By Arun Kumar, IANS,
Washington : Vowing to stand up for them the way earlier generations stood up for him, Democratic presidential nominee Barack Obama has asked America’s coloured people to take responsibility for their own lives.
Americans must demand that government and business take more responsibility “to break the cycle of poverty and violence gripping this country,” he said Monday addressing the National Association for the Advancement of Coloured People (NAACP), a civil rights organization for ethnic minorities.
“But we also have to demand more from ourselves,” said Obama making responsibility a key focus of his speech marking a historic first: an African-American poised to be the presidential nominee of a major party addressing America’s oldest civil rights organization
The presumptive Republican presidential nominee, John McCain, will address the NAACP Wednesday.
“Now, I know there’s some who’ve been saying I’ve been too tough talking about responsibility,” said Obama whose emphasis on personal responsibility has drawn some criticism with a black leader, Rev. Jesse Jackson suggesting he has “been talking down to black people.”
In what he thought was a private comment last week Jackson criticised Obama for chastising black fathers for not doing enough for their children during a Father’s Day speech and making “faith-based initiatives” part of his campaign platform.
“But here at the NAACP, I’m here to report I’m not going to stop talking about it,” he said suggesting taking responsibility simply “means turning off televisions and putting away video games and providing direct guidance to children.”
“Teaching our daughters to never allow images on television to tell them what they are worth; teaching our sons to treat women with respect, and to realise responsibility does not end at conception; that what makes them a man is not the ability to have a child but to raise one,” he said. “That’s a message we need to send.”
Addressing some key issues facing the black community, Obama, who would be America’s first black president noted that leaders like the Rev. Martin Luther King Jr. understood that civil rights meant more than erasing prejudice and bigotry, that social justice could not come without economic justice.
“What Dr.
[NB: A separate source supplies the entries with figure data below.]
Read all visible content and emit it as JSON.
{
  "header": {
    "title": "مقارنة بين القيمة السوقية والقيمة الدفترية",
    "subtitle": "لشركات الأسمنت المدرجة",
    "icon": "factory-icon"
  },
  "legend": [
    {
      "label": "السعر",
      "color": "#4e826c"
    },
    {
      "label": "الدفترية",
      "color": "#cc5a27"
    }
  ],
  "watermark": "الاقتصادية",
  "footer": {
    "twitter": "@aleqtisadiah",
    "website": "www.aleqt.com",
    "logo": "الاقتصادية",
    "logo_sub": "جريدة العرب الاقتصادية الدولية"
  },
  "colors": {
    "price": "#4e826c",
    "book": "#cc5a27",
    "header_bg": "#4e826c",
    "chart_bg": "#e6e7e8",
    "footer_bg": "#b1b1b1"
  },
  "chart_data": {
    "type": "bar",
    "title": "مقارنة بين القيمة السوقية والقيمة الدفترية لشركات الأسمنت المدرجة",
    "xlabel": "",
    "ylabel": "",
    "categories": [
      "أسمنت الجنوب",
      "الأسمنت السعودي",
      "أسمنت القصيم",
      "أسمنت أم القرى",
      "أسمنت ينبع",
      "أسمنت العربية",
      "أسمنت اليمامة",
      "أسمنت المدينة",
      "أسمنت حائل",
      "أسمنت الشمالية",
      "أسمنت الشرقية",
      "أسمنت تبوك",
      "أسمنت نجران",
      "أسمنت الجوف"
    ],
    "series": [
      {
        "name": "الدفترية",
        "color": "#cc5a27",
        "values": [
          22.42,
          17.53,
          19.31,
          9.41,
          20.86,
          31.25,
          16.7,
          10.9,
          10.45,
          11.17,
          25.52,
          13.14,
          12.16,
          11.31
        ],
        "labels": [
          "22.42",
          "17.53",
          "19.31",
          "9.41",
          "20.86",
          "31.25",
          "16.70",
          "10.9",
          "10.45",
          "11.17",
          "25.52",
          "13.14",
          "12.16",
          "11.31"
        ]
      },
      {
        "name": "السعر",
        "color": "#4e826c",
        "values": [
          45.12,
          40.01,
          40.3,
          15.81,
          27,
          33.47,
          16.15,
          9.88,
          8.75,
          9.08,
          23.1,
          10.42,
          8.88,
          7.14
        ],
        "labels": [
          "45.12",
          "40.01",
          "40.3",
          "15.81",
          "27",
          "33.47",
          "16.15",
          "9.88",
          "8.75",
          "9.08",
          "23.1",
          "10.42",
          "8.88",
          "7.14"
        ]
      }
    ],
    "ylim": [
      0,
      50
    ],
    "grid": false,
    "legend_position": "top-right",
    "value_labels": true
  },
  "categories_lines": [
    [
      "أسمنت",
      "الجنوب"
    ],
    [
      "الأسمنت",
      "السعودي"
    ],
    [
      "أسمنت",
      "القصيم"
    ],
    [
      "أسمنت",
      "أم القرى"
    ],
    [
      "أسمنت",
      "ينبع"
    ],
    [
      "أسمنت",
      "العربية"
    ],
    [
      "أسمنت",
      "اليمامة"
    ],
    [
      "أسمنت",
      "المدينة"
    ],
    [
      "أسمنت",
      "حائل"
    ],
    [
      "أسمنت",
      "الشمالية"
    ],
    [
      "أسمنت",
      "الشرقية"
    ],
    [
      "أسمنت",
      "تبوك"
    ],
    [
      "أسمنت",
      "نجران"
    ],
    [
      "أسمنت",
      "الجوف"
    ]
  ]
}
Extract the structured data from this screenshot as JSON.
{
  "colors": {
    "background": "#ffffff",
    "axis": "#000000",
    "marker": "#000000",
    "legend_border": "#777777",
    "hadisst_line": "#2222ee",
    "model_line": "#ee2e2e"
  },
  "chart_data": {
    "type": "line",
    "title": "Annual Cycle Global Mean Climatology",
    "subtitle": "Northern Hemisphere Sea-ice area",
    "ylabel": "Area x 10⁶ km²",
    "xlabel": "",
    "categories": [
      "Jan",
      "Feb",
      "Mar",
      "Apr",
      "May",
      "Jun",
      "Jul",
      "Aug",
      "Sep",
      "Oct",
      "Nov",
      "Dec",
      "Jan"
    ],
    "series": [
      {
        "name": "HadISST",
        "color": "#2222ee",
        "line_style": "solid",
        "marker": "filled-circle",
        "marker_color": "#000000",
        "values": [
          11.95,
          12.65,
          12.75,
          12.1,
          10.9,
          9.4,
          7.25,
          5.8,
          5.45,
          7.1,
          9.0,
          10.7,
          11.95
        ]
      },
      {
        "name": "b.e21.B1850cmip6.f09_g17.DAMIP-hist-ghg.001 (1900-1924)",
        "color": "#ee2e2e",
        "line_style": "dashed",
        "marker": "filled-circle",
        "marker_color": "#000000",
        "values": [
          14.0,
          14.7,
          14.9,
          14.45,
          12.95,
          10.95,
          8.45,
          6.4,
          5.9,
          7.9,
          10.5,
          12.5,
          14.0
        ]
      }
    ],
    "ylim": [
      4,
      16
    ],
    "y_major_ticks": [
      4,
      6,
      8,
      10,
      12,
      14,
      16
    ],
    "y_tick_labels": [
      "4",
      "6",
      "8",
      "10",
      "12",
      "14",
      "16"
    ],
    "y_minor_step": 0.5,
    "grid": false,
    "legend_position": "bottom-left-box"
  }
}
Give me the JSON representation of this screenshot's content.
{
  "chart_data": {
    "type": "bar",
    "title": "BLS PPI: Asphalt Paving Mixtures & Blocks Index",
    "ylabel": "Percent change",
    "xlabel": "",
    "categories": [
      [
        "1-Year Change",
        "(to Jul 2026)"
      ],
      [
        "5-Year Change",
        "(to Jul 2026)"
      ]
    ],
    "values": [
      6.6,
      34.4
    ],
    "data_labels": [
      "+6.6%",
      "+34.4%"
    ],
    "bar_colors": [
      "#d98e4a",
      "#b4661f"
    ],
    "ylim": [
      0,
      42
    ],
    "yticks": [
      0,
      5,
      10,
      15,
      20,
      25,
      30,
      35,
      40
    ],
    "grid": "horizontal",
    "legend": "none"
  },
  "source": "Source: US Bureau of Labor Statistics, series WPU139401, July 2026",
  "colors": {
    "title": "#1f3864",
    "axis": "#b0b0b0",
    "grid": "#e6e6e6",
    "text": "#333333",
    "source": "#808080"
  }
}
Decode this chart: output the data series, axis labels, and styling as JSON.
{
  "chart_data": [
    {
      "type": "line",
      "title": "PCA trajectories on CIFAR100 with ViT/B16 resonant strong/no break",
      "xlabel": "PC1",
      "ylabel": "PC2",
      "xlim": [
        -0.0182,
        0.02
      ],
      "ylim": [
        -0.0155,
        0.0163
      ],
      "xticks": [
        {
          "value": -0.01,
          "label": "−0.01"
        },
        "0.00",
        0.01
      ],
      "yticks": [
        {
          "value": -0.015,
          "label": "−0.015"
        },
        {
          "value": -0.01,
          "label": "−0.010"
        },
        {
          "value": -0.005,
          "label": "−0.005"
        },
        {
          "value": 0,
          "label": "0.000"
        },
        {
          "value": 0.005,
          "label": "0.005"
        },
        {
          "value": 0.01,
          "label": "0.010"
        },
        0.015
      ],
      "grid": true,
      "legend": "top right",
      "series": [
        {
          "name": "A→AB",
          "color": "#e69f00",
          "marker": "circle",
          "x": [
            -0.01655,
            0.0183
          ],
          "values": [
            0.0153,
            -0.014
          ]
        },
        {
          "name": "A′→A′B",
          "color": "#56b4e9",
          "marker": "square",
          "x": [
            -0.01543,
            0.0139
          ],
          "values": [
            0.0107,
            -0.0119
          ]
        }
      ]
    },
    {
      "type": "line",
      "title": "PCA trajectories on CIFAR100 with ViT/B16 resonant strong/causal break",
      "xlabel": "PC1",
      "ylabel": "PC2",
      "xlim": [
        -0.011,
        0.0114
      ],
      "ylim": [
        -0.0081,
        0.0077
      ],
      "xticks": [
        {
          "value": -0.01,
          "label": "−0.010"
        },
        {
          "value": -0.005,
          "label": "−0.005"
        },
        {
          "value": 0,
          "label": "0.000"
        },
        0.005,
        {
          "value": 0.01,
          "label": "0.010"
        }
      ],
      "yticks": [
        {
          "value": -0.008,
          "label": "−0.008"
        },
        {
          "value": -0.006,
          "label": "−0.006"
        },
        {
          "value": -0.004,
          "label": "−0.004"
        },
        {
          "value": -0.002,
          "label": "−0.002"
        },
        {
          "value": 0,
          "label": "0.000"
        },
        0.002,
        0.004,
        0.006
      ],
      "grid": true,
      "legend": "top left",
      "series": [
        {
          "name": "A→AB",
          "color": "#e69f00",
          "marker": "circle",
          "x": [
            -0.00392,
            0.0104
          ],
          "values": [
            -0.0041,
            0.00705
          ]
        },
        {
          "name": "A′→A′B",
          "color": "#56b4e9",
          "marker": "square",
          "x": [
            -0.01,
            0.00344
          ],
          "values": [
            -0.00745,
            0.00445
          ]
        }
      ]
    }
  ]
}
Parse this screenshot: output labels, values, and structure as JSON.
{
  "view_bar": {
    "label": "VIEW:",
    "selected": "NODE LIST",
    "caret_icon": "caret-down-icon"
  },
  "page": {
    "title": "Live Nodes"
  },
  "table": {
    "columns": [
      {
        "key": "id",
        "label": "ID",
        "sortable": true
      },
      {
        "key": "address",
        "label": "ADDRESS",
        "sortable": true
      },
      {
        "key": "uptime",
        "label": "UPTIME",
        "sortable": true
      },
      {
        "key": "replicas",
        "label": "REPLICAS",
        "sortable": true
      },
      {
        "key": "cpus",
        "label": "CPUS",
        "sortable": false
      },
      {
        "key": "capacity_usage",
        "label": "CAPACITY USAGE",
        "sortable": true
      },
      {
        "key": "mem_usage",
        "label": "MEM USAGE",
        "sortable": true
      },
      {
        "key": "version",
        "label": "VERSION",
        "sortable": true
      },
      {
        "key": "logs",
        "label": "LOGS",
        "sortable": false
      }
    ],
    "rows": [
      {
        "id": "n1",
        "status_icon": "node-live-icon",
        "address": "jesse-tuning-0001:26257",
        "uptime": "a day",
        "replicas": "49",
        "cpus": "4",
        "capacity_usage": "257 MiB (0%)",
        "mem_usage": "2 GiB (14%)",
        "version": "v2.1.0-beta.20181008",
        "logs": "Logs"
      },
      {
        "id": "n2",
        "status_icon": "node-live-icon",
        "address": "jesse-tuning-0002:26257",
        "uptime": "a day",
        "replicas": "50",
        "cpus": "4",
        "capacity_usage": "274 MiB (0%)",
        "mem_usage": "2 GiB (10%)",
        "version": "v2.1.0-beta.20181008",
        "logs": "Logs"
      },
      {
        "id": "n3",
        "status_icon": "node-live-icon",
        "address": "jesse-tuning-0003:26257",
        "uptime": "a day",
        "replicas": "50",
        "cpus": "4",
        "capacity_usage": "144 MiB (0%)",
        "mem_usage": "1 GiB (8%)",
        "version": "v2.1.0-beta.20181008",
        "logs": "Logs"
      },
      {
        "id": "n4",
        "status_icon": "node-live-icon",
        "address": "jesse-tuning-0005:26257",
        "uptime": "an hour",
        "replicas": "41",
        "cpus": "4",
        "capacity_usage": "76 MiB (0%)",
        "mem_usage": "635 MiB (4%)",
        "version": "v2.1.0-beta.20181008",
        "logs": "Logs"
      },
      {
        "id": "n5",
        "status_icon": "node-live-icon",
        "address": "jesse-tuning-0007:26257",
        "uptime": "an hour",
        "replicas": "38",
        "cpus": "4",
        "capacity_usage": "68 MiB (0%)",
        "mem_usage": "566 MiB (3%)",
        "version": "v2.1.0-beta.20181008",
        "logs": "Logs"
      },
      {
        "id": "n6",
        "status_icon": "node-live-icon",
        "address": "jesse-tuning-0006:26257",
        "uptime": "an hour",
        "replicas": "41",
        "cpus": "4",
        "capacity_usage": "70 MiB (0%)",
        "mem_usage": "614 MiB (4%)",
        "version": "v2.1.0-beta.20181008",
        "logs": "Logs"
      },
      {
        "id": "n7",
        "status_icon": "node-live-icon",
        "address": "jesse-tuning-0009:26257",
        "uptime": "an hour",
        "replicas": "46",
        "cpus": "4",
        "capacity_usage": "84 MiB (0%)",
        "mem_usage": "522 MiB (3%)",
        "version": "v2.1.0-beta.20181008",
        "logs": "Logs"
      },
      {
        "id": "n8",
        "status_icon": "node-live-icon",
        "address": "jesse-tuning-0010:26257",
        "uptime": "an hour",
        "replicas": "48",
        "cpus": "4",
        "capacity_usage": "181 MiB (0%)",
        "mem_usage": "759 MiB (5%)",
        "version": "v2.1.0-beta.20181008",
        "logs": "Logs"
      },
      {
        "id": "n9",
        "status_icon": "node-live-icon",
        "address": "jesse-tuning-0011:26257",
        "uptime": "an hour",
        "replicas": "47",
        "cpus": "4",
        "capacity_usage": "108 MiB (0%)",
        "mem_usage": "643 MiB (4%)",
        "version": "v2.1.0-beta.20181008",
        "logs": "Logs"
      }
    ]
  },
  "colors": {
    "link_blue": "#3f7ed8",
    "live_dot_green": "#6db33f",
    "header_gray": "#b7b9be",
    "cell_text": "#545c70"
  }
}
King and Roy Wilkins understood is that it doesn’t matter if you have the right to sit at the front of the bus if you can’t afford the bus fare,” he said. “It doesn’t matter if you have the right to sit at the lunch counter if you can’t afford the lunch.
“What they understood is that so long as Americans are denied the decent wages and good benefits and fair treatment that they deserve, the dream for which so many gave so much will remain out of reach; that to live up to our founding promise of equality for all, we have to make sure that opportunity is open to all.”
The “true genius” of the United States, he said, is “not that we are perfect, but that we can make ourselves more perfect; that brick by brick, calloused hand by calloused hand, people who love this country can change it.”
“And that’s our most enduring responsibility – the responsibility to future generations,” he said. “We have to change this country for them. … We have to leave them a planet that’s cleaner, a nation that’s safer, a world that’s more equal and more just.”
On his part, Obama said: “If I have the privilege of serving as your next president, 100 years after the founding of the NAACP, I will stand up for you the same way that earlier generations of Americans stood up for me – by fighting to ensure that every single one of us has the chance to make it if we try.”